When a lot of individuals lose money, they will go to Washington or call their senators and say, “Oh my god, I got ripped off. I put my life saving into this.” And so then the regulators come in and, to me, this is actually an opportunity. We’ll get more regulatory clarity and we’ll have more time because things don’t move as fast during a downturn.
So in some ways, a crash is good?
It’s bad because I hate to see people hurt. When I was using 1800-GOT-JUNK to pick up some things from my house, the driver and his helper both owned a bunch of different crypto coins. I hope they got out at the right time, but it makes me sad because it’s this typical thing where if you just hear about something that’s brand new and no one else is doing it, you’re going to do a bunch of research and think about it. If everyone around you is buying it, then you’ll just buy it without doing any research. That’s what happens at the height of these markets.
But I do feel like this will bring more regulatory attention and maybe we’ll get more clarity, which is what we’re seeing in the EU.
What was the moment when you thought, “There’s something to this technology”?
It’s funny that you ask that. I’m writing a book called $100 Million Careers: The 5 Paths to Wealth Beyond Your Wildest Imagination. In that, I say you’ve got to look for moments where you can skip the line, where you can take a shortcut, because those moments do exist. That happened to me with Web3. I was going along, minding my own business, running a half-a-billion-dollar tech portfolio for Nicholas Investment Partners, and in the space of a week I had two mentees call me.
One was 27 and one was 29. The 27-year-old says to me, “Emmy, I’m leaving Coinbase and I’m starting a crypto hedge fund. How can I reach institutional investors?” I gave her some advice. The next one calls me out of the blue two days later and he says, “Emmy, I made so much money investing in crypto that I’m retiring at the age of 29.” And by the way, he came out of retirement and now runs Genesis Volatility, which is a Web3 crypto options analytics platform. And a third friend of mine calls me and says, “Emmy, I think I want to fund my software company using an ICO.”
I’m thinking, “What is going on?” This is a great lesson for anyone who’s young and growing in their career. There are going to be these moments where you’re like, “Wait a minute. I need to stop, get some books on blockchain, Bitcoin, Web3 and figure out what in the world this is.” I’d now had three crazy calls in the space of four or five days, so that was the moment.

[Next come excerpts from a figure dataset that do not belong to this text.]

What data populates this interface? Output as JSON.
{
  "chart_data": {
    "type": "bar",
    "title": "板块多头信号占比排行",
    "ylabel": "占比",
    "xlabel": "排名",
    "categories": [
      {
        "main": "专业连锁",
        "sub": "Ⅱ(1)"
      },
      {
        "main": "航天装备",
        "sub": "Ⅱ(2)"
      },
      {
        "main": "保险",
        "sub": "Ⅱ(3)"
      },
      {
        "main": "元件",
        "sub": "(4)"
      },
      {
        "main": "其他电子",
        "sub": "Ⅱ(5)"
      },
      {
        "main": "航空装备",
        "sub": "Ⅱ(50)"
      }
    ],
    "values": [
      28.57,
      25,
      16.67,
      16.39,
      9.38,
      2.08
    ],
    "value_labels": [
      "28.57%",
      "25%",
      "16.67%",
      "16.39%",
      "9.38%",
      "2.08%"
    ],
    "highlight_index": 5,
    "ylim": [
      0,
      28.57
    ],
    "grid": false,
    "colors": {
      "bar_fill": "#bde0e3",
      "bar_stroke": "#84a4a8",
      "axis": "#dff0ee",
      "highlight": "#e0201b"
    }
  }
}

I was flying to Hawaii the next day, so I didn’t even have time to order books on Amazon. I ran over to Barnes & Noble and got everything off the shelves. My entire suitcase had no dresses in it. It was all books. I went to Hawaii to be with friends, but I spent the entire time until 2am every day reading all of these books. When I came back, I met a bunch of people in Silicon Valley to learn more, then I went back to Nicholas Investment Partners to restructure the entire portfolio, which greatly outperformed over the next six months.
I was off to the races. This was something I hadn’t seen since the internet in 2000 and I said, “I’m not going to miss this off-ramp. I’m going to Web3.”